Defence pensions already account for more of the budget than salaries — and at over one lakh crore each, salaries and pensions dwarf the paltry 93,000 crore allocation for capital expenditure.
Processes
The other principal obstruction to resource optimisation is the glacial pace of decision-making, under the guise of ‘adhering to procurement processes.’ First, the inability to shepherd labyrinthine procurement programmes through to contracts results in unspent capital allocations. At a time when defence modernisation has to ‘run just to stand still’ relative to the regional security challenges, it is a ludicrous state of affairs to be unable to spend what little is budgeted.
Second, dithering adds to capital costs. The vast bulk of capital procurements involve imports from foreign companies, either directly, or as sub-assemblies to domestically-delivered hardware. These foreign suppliers have to apply time-based escalation multipliers to their commercial bids, knowing full well that Indian defence procurements, particularly for big-ticket platforms, take years to reach fruition. Initial bids are therefore heavily padded to account for escalation and hedge against inflation and currency fluctuation.
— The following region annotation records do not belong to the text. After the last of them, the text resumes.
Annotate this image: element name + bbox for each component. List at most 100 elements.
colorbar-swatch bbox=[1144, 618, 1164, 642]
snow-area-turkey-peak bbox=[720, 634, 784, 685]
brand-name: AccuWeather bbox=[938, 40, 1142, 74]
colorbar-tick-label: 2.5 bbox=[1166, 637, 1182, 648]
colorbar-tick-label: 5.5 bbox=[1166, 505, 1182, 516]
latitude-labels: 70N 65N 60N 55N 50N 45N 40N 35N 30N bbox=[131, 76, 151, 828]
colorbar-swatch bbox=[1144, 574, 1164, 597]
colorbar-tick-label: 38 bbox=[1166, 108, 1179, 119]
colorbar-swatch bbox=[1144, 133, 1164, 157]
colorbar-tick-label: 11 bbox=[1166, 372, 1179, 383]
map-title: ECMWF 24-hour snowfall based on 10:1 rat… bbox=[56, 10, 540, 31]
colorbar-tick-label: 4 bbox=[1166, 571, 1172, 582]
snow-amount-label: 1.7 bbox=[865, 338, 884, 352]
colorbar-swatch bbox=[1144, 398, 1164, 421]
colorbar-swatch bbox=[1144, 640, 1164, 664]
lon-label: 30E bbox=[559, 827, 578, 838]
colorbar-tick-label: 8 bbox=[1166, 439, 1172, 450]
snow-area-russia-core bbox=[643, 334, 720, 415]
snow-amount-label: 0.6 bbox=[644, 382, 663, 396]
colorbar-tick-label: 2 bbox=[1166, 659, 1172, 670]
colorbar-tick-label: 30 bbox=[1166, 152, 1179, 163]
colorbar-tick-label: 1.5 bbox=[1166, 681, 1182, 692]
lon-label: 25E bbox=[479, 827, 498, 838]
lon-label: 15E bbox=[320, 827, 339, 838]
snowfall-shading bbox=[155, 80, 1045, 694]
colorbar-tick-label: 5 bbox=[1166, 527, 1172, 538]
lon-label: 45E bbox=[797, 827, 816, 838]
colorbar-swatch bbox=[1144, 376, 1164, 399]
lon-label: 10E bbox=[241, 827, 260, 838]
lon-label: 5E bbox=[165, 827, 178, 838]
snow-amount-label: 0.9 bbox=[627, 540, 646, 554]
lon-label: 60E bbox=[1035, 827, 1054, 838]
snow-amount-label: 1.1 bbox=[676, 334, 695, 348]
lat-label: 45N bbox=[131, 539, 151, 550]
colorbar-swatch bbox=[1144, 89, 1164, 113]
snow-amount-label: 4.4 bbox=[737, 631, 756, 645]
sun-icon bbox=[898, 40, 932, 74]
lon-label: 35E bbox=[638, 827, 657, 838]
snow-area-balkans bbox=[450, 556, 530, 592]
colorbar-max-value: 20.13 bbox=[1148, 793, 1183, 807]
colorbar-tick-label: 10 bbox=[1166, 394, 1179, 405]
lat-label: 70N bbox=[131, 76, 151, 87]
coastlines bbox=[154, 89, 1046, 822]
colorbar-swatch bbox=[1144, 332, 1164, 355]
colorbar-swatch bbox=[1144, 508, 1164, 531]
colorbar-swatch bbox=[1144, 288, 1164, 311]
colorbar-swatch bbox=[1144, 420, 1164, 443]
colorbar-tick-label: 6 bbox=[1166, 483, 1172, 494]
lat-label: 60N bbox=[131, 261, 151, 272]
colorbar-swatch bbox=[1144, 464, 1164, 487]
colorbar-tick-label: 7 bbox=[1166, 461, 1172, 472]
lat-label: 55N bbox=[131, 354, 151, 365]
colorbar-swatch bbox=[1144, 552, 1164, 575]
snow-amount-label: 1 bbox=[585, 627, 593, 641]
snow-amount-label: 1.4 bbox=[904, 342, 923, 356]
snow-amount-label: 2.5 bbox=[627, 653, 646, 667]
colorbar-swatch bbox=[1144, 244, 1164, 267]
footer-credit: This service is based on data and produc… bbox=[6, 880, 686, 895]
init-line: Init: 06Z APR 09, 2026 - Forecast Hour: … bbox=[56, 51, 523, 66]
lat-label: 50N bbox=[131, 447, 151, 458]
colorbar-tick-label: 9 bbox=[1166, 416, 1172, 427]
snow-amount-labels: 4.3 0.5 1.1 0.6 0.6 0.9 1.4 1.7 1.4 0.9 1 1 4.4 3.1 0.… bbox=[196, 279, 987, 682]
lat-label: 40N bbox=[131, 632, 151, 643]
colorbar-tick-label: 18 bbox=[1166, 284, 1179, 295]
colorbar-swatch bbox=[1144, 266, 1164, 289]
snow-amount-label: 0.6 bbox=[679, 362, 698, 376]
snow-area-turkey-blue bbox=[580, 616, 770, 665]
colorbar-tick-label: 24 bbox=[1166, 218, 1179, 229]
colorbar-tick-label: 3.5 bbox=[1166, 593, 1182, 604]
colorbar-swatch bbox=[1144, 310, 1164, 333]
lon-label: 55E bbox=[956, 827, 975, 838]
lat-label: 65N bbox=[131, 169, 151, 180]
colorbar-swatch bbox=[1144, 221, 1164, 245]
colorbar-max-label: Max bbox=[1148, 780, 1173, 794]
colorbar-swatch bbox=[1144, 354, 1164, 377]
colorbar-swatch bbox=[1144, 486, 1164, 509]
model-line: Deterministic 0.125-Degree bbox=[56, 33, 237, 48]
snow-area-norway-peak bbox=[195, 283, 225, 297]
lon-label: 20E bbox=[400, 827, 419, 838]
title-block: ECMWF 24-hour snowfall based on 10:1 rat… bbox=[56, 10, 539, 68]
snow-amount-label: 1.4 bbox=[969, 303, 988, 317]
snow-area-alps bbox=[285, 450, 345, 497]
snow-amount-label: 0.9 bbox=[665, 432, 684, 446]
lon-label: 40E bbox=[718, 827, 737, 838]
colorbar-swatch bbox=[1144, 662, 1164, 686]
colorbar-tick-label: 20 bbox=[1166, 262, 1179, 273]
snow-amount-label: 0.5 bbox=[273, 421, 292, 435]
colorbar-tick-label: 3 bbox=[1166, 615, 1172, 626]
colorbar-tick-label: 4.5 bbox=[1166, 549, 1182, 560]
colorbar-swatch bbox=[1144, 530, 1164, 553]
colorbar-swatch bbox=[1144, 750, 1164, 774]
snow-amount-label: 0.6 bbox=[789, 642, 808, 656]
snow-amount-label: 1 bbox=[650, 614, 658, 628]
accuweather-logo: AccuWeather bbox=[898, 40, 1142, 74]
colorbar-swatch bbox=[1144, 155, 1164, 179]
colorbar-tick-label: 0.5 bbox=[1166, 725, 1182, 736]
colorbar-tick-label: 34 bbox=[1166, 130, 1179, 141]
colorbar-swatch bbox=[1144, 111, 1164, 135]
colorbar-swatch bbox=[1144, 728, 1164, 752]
Instead of addressing the cause behind these inflated bids, MoD negotiators waste years trying to negotiate discounts that they could get by simply closing deals sooner.
Procurement prioritisation
The heavily import-reliant Indian defence procurement system is always chasing competing goals — low cost, high technology, domestic economic stimulation, and employment generation. The Ministry needs to realise that the very nature of these imperatives means all can never be achieved together, and certainly not within the constraints of the present procurement procedures. With each major acquisition programme, the MoD should decide which one or two areas it wants to prioritise, and proceed accordingly. The lowest bidder system (L1 contracting) also needs serious re-evaluation — there’s a reason ‘you get what you pay for’ is such a well-worn maxim.
Indigenisation
No serious global power can be completely import-reliant for its security needs. At the same time, there is also clear economic value in globalised supply chains. The Ministry needs to take a more active role in directing systematic indigenous defence R&D. Re-inventing low-value hardware is a waste of funds in an already resource-constrained environment. The same applies to local production of basic parts or assemblies, where the non-recurring costs of setting up domestic production cannot be effectively amortised.
Defence R&D needs to give priority to strategic and high value platforms — areas where India has traditionally prioritised simple licence production or outright purchases instead. Meanwhile, re-developing consumables and munitions is a complete waste of time, but for some reason we waste decades trying to re-invent bombs and rockets that could easily have been licence-produced en masse and economically.
Building domestic intellectual property (IP) is a worthy pursuit, but the MoD has to balance development time and cost against operational necessities — most of which have become urgent given the decades of defence mismanagement the military has been subjected to. In cases where simply buying IP rights would save time and achieve the same end result, the Ministry has to act decisively, and not be constrained by bureaucracy or red tape.
Defence R&D needs to give priority to strategic and high value platforms — areas where India has traditionally prioritised simple licence production or outright purchases instead.
No military can plan operations based only on promises, and extended R&D timelines make a mockery of military procurement planning. Elaborate tri-service programmes like the 15-year horizon Long Term Integrated Perspective Plan (LTIPP) and five-year Services Capital Acquisition Plan (SCAP), which are at present little more than exercises in futility, both because of the indecision that plagues all procurement, in addition to the abysmal pace of domestic research.
There are no easy routes to sorting out the Indian defence mire, and if the MoD can push forward in even one of the areas highlighted here, it would be a major step forward for military planning and readiness.